Theme 4: Assessing progress on forest governance

The forest governance theme covers governance systems and the extent to which they support the goal of halting and reversing forest loss and land degradation by 2030.

Elements of forest governance that we assess include legal, policy, and institutional frameworks on sustainable management and protection of forests; demand-side measures and international engagement; law enforcement; tenure security, rights protection, and empowering Indigenous Peoples and local communities; and transparency, public participation, and access to justice. This theme builds on previous NYDF Progress Assessment reports on NYDF Goal 10.

Building blocks that are essential for forest governance to align with forest goals

Are we on track?

Governance of forests and forest lands is not yet strong enough to curb deforestation and degradation in line with 2030 goals, despite notable reforms in some countries. Robust legal and policy instruments such as moratoria, strengthened enforcement capacity, protection of IPs’ and LCs’ tenure rights, smart conservation policies, transparency, and accountability are effective in protecting forests—as evidenced by remarkable reductions in deforestation since 2004. Yet, some achievements have been reversed or are at risk. Land use policies – such as fiscal incentives, environmental and social impact assessments, and protected area regulations – often fail to integrate forest concerns, have loopholes in their design, or are weakly enforced. 

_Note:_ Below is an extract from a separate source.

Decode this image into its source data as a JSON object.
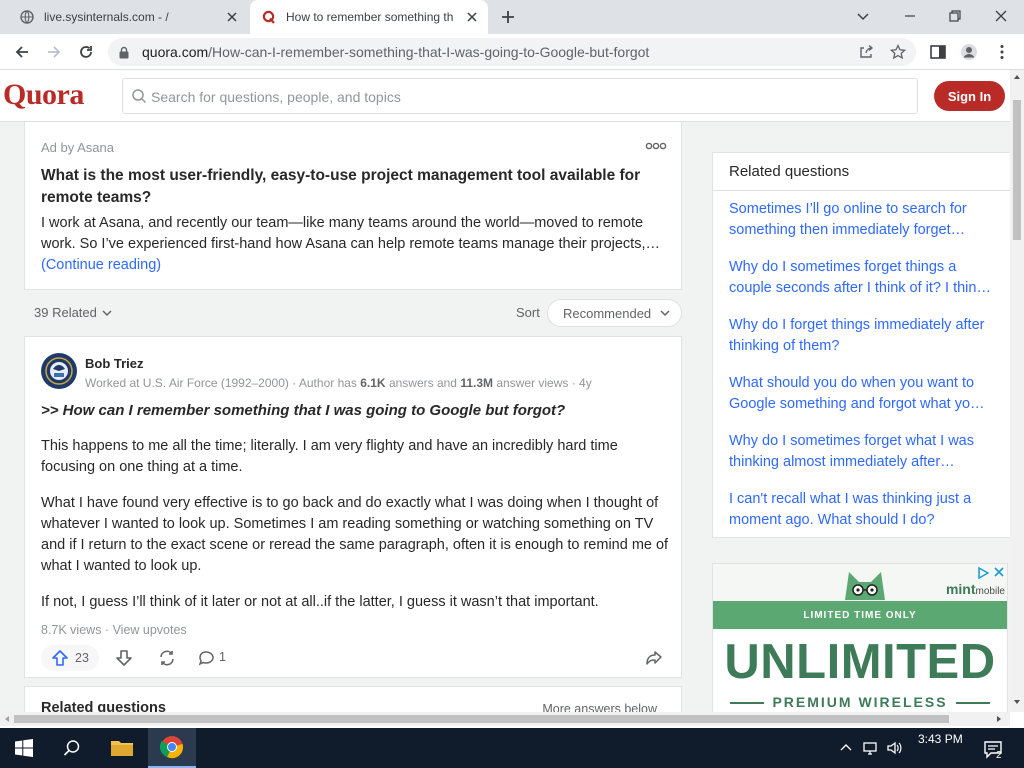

Indigenous Peoples and local communities stand at the forefront of forest protection despite significant risks. They are the most effective stewards and guardians of their forest territories, but are often excluded from decision-making and receive far less funding than their estimated finance needs for securing tenure rights and preserving forest ecosystems. At least 50% of the lands and territories held by Indigenous Peoples and local communities are not legally recognized.